Buitenland14 maart 2001

Gross: Joden in Poolse plaats in 1941 door buren vermoord

De waarheid van Jedwabne

Door Beata Pasek (AP)
JEDWABNE – De tekst op het stenen monument is in al zijn beknoptheid al schokkend genoeg: „Hier zijn Joden vermoord. Gestapo- en nazi-soldaten verbrandden 1600 mensen.” Maar de in de kleine grijze steen gegrifte woorden verdoezelen een nog veel schokkender waarheid, waarvan de communistische autoriteiten die het monument lieten oprichten zeker op de hoogte zijn geweest, evenals de meeste inwoners van het dorp.

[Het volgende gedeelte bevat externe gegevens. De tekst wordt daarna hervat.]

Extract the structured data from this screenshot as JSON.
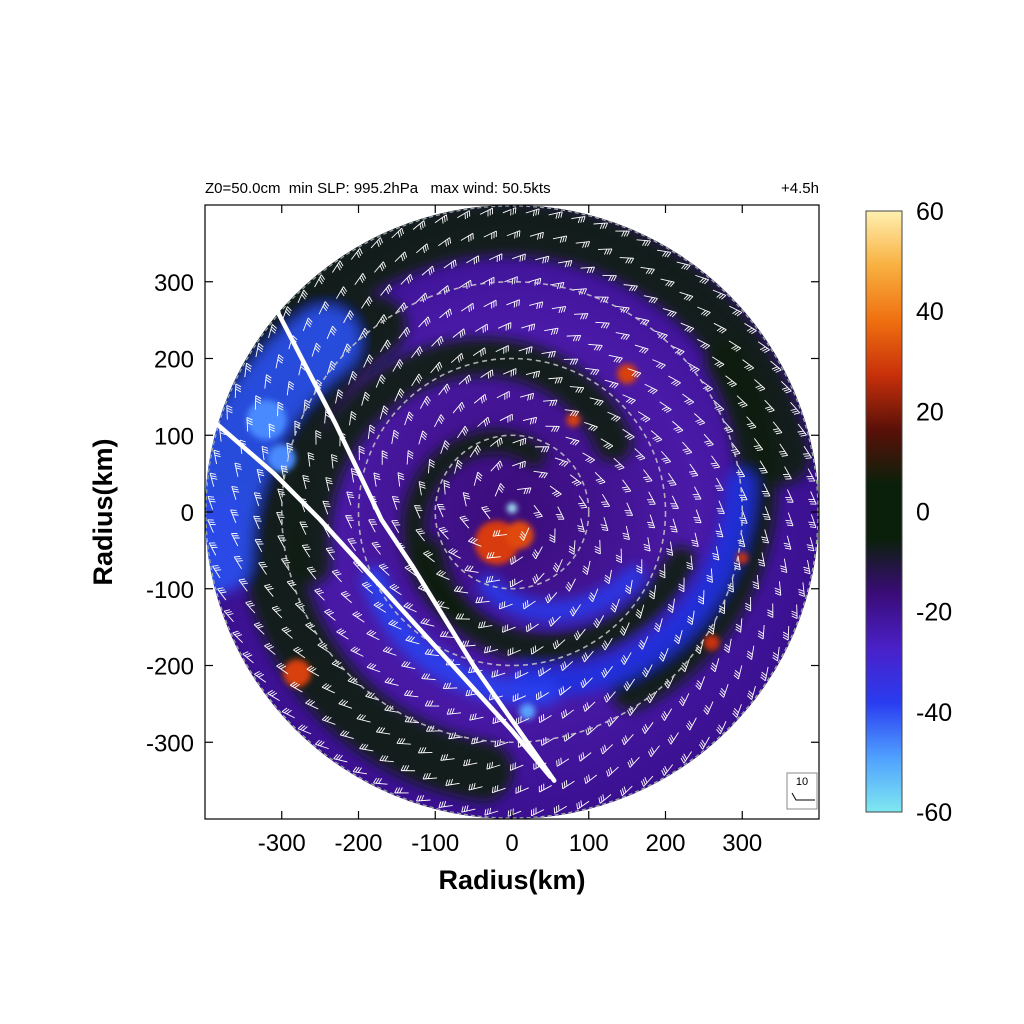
{
  "header": {
    "left_text": "Z0=50.0cm  min SLP: 995.2hPa   max wind: 50.5kts",
    "right_text": "+4.5h"
  },
  "chart_data": {
    "type": "heatmap",
    "title": "",
    "xlabel": "Radius(km)",
    "ylabel": "Radius(km)",
    "xlim": [
      -400,
      400
    ],
    "ylim": [
      -400,
      400
    ],
    "xticks": [
      -300,
      -200,
      -100,
      0,
      100,
      200,
      300
    ],
    "yticks": [
      300,
      200,
      100,
      0,
      -100,
      -200,
      -300
    ],
    "xtick_labels": [
      "-300",
      "-200",
      "-100",
      "0",
      "100",
      "200",
      "300"
    ],
    "ytick_labels": [
      "300",
      "200",
      "100",
      "0",
      "-100",
      "-200",
      "-300"
    ],
    "domain_radius_km": 400,
    "range_rings_km": [
      100,
      200,
      300
    ],
    "colorbar": {
      "min": -60,
      "max": 60,
      "ticks": [
        60,
        40,
        20,
        0,
        -20,
        -40,
        -60
      ],
      "tick_labels": [
        "60",
        "40",
        "20",
        "0",
        "-20",
        "-40",
        "-60"
      ],
      "colors": [
        "#7fe8f0",
        "#4fa0ff",
        "#2a3cf0",
        "#4a20c8",
        "#3a0c78",
        "#0a200a",
        "#0a200a",
        "#5a1008",
        "#c8300a",
        "#f07010",
        "#f8b040",
        "#fff0b0"
      ]
    },
    "wind_barb_reference": {
      "label": "10",
      "units": "kts"
    },
    "track_lines": [
      {
        "points": [
          [
            -305,
            260
          ],
          [
            -230,
            115
          ],
          [
            -170,
            -10
          ],
          [
            -130,
            -70
          ],
          [
            -50,
            -200
          ],
          [
            55,
            -350
          ]
        ]
      },
      {
        "points": [
          [
            -385,
            115
          ],
          [
            -310,
            50
          ],
          [
            -250,
            -10
          ],
          [
            -150,
            -120
          ],
          [
            0,
            -285
          ],
          [
            50,
            -345
          ]
        ]
      }
    ]
  }
}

Inmiddels heeft heel Polen de verschrikkelijke waarheid onder ogen moeten zien: de Joden uit Jedwabne werden op 10 juli 1941 niet door de nazi's, maar door hun buren in een boerenschuur opgesloten en levend verbrand.

Het deksel is van de put gehaald door Jan Tomasz Gross, die in zijn boek ”Buren” nauwgezet beschrijft wat er in Jedwabne is gebeurd. Het boek heeft de Polen gedwongen het beeld dat ze van zichzelf koesterden als pure slachtoffers van de nazi's bij te stellen.

President Aleksander Kwasniewski, een voormalige communist, heeft aangekondigd bij de herdenking van de massamoord in juli zijn excuses te zullen aanbieden en het hoofd van de Poolse katholieke kerk, Jozef Glemp, is van plan een gebedsdienst te houden voor Joden en katholieken.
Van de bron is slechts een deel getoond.